Friday, 22 September 2017
Friday in September - 27 degrees C
I began as a volunteer, covering new books, a few weeks ago. Two hours on a Friday morning surrounded by books is my idea of heaven and it creates a bit of structure to my week, now that I don't go out to work for a boss.
I love being at home, and enjoy being my own boss, but I've needed to become disciplined with my time, which I think is something most of us have to do when we leave the workplace. It would be too easy to let things slide... leave the bed unmade, put things off until the next day, and then the next, and the next.
So I set myself the commitment of being at our wonderful library each week for two hours. No matter what's going on here, I can put on clean clothes and take myself to a place I love to be, to chat with other people who I would not otherwise meet, and feel that I've contributed in a small way to our community.
The raspberry canes are greening up and sending up new little plants, so I'm thinning them out, digging them up and selling them in pots at the Farmgate shop.

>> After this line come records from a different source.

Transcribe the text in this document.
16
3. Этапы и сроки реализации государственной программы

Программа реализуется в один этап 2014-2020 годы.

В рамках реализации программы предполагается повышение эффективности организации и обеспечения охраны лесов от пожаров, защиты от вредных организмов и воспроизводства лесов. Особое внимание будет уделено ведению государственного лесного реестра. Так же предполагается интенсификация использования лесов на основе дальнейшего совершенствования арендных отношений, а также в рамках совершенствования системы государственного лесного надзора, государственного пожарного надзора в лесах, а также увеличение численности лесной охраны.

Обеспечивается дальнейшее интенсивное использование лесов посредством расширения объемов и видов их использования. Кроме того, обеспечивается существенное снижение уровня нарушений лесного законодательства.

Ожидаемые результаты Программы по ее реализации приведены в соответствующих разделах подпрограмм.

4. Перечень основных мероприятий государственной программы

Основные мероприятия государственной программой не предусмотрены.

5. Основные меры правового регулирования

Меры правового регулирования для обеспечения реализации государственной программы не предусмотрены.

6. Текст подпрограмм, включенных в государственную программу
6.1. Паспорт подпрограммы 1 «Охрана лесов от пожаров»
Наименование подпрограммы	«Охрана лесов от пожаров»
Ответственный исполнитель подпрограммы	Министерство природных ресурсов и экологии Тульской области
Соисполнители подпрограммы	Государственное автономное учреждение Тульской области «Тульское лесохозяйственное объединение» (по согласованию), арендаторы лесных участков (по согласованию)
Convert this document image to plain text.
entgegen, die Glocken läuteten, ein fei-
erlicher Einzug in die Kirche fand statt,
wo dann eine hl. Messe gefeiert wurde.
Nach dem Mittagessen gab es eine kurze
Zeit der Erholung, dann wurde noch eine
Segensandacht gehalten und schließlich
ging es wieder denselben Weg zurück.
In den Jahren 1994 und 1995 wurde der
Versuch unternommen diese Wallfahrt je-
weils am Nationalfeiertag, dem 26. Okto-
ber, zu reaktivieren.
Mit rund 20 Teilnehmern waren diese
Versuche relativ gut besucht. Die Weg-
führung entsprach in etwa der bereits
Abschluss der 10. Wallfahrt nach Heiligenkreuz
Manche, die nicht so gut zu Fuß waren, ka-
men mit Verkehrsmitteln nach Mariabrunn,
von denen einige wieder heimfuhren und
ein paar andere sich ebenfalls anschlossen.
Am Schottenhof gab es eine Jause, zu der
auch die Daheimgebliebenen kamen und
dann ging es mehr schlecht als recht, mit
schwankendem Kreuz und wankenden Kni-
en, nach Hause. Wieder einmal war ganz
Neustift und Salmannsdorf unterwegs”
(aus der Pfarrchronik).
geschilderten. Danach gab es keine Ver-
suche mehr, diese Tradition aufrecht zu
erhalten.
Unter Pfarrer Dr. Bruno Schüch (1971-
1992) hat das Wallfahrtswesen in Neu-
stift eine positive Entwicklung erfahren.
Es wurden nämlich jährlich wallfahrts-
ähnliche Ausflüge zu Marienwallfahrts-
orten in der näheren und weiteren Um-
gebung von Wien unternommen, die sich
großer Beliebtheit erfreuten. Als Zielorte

This afternoon I've started mowing the grass (lawn), but oh my goodness, it's quite hot.. suddenly!!
All of the sheep have been moved away, except my two bottle fed boys, Peewee and Trevor, so the only stock left on our home block of sixteen acres are Lavender and Poppy.
We've made a deliberate effort this year to de-stock, to allow our paddocks to grow grass, some of which will be made into hay, and some will be slashed and let lay as mulch. It's a good practice to do every few years, to rest the land. We are putting out the bio-dynamic preps 500 and other liquid soil activators to feed the soil and encourage the organisms to do their thing under the surface.
previous post. I made a batch of Cultured Butter today.(When it got too hot to mow the grass)
To see how I make butter go here; and for cultured butter simply add a spoonful of yoghurt or finished kefir to your cream a good twelve hours before churning. A teaspoon or a dessertspoon, it doesn't really matter, because it's just about introducing the culture into the cream for fermentation.
I generally add the culture in the evening, leave the bowl of cream out on the bench all night, and make the butter any time in the morning.
The butter 'turns' much faster this way too. Saves time and saves electricity.
Slather it generously onto vegetables and thickly spread onto bread or toast, it's a fermented food, it's good for us.
The weekend is upon us, so I hope yours is spent doing what you enjoy with people that you love.